When Clea Roberts first drove up to the Yukon almost 10 years ago, it was the dead of winter, dark and 30 below.
At some point along the Alaska Highway, she could see faint lights over the hills.
“Those must be the city lights of Teslin,” she told her husband, when in fact they were the Northern Lights.
“I moved to the Yukon sight unseen and I had no idea that a dot on the map could mean such a rural village,” she told the News last week.
“There is significance in those dots and it altered my previous conception of solitude and isolation. I found that as soon as I moved up here, the landscape required some kind of response, more so than other places I’d lived in.”
Inspired by Yukon’s long winters and the diaries of men and women from the Klondike Gold Rush era, Roberts spent the next several years honing her craft and writing poetry.
The end result is called Here Is Where We Disembark, a collection published in English in 2010, and in German last year.
It turns out that German, with all its guttural sounds, was a great fit for her poetry because it contains words that can express complex concepts in English.
“They have these words that have a huge back story and meaning,” she said.
“They condense meaning down to one word, like schadenfreude. That’s the best poetry.”
Translators from different backgrounds approach ideas and images differently, and might filter them through their own cultural lenses, she said.
The translation process took three years.
Her publisher, Freehand Books, reached out to almost 10 German publishers and finally, it was Edition Rugerup that stepped up.
“I found the publishing industry a lot more competitive there,” she said.
“It appears as though their funding for contemporary poetry isn’t as good as it is here. They’re really limited in what they can publish.”

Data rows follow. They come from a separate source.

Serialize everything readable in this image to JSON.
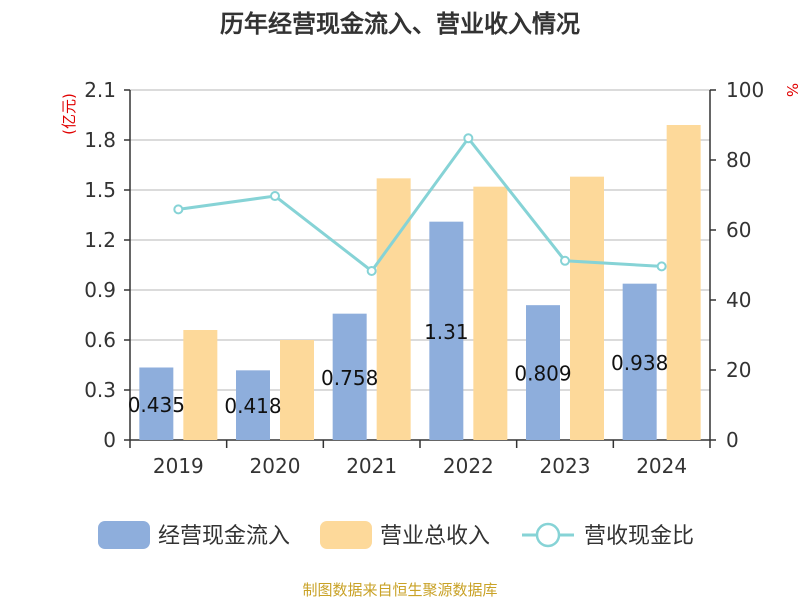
{
  "chart_data": {
    "type": "bar",
    "title": "历年经营现金流入、营业收入情况",
    "categories": [
      "2019",
      "2020",
      "2021",
      "2022",
      "2023",
      "2024"
    ],
    "series": [
      {
        "name": "经营现金流入",
        "type": "bar",
        "axis": "left",
        "color": "#8eaedc",
        "values": [
          0.435,
          0.418,
          0.758,
          1.31,
          0.809,
          0.938
        ],
        "labels": [
          "0.435",
          "0.418",
          "0.758",
          "1.31",
          "0.809",
          "0.938"
        ]
      },
      {
        "name": "营业总收入",
        "type": "bar",
        "axis": "left",
        "color": "#fdd99a",
        "values": [
          0.66,
          0.6,
          1.57,
          1.52,
          1.58,
          1.89
        ]
      },
      {
        "name": "营收现金比",
        "type": "line",
        "axis": "right",
        "color": "#86d3d6",
        "values": [
          65.9,
          69.7,
          48.3,
          86.2,
          51.2,
          49.6
        ]
      }
    ],
    "y_left": {
      "unit": "(亿元)",
      "min": 0,
      "max": 2.1,
      "ticks": [
        "0",
        "0.3",
        "0.6",
        "0.9",
        "1.2",
        "1.5",
        "1.8",
        "2.1"
      ]
    },
    "y_right": {
      "unit": "%",
      "min": 0,
      "max": 100,
      "ticks": [
        "0",
        "20",
        "40",
        "60",
        "80",
        "100"
      ]
    },
    "legend": "bottom",
    "grid": true
  },
  "source": "制图数据来自恒生聚源数据库"
}
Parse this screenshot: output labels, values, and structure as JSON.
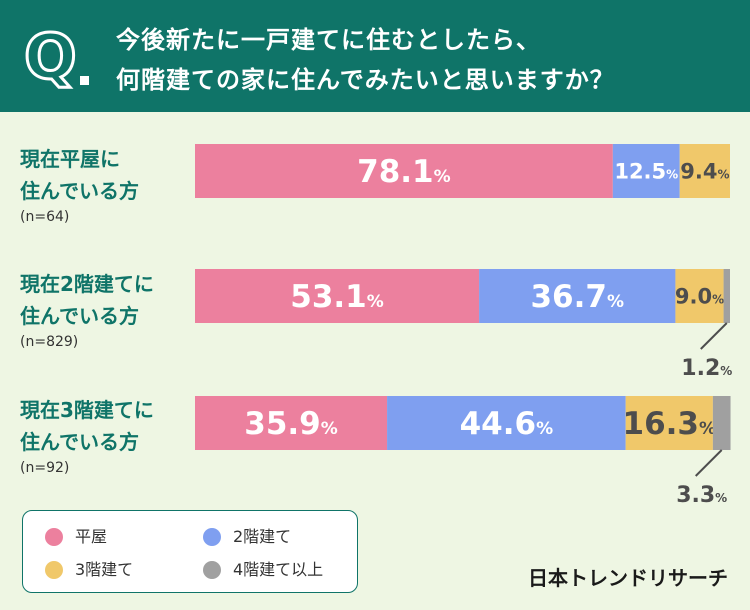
{
  "header": {
    "q_letter": "Q",
    "title_line1": "今後新たに一戸建てに住むとしたら、",
    "title_line2": "何階建ての家に住んでみたいと思いますか？"
  },
  "brand": "日本トレンドリサーチ",
  "colors": {
    "header_bg": "#0f7468",
    "background": "#eef6e3",
    "one_story": "#ec809e",
    "two_story": "#7f9ff0",
    "three_story": "#f0c86a",
    "four_plus": "#a0a0a0"
  },
  "legend": [
    {
      "label": "平屋",
      "color": "#ec809e"
    },
    {
      "label": "2階建て",
      "color": "#7f9ff0"
    },
    {
      "label": "3階建て",
      "color": "#f0c86a"
    },
    {
      "label": "4階建て以上",
      "color": "#a0a0a0"
    }
  ],
  "chart_data": {
    "type": "bar",
    "orientation": "horizontal-stacked-100",
    "categories": [
      {
        "line1": "現在平屋に",
        "line2": "住んでいる方",
        "n": "(n=64)"
      },
      {
        "line1": "現在2階建てに",
        "line2": "住んでいる方",
        "n": "(n=829)"
      },
      {
        "line1": "現在3階建てに",
        "line2": "住んでいる方",
        "n": "(n=92)"
      }
    ],
    "series": [
      {
        "name": "平屋",
        "values": [
          78.1,
          53.1,
          35.9
        ]
      },
      {
        "name": "2階建て",
        "values": [
          12.5,
          36.7,
          44.6
        ]
      },
      {
        "name": "3階建て",
        "values": [
          9.4,
          9.0,
          16.3
        ]
      },
      {
        "name": "4階建て以上",
        "values": [
          0,
          1.2,
          3.3
        ]
      }
    ],
    "value_labels": [
      [
        "78.1",
        "12.5",
        "9.4",
        ""
      ],
      [
        "53.1",
        "36.7",
        "9.0",
        "1.2"
      ],
      [
        "35.9",
        "44.6",
        "16.3",
        "3.3"
      ]
    ],
    "unit": "%",
    "xlim": [
      0,
      100
    ]
  }
}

Roberts has German friends who read and compared the English and German versions of her book, and concluded the end result was very similar.
“She did a very accurate translation, both literally and figuratively,” Roberts said of the translator.
“It’s interesting given the German approach to wilderness, and how they might see it differently than we see it. They have these deep cultural memories of winter that go back to the Little Ice Age, a period between the 16th and 19th centuries when summers were shortened and they had to significantly adjust crop cycles to keep people fed. People started spending more time indoors and it definitely had an impact on people’s creativity.”
Now a mother of two, Roberts is inspired by her children and interested in exploring the internal and external components of landscape.
“The romantic poets used to use weather to reflect their current state of emotion,” she said.
“The words we use to describe the feelings evoked by the landscape suggest an interior element.”
She would love to see her future work published in other languages, such as French and Japanese.
“People have told me there’s a zen-like quality to my writing,” she said, “very much like a haiku.”
“I never meant to do that, it came naturally. It seemed like language was so foreign to foist onto this amazing place (Yukon), I wanted to be careful with the words I used because I didn’t want to overwhelm what I was describing with long line breaks.”
Roberts is currently working with renowned Canadian poet Don McKay on her latest manuscript.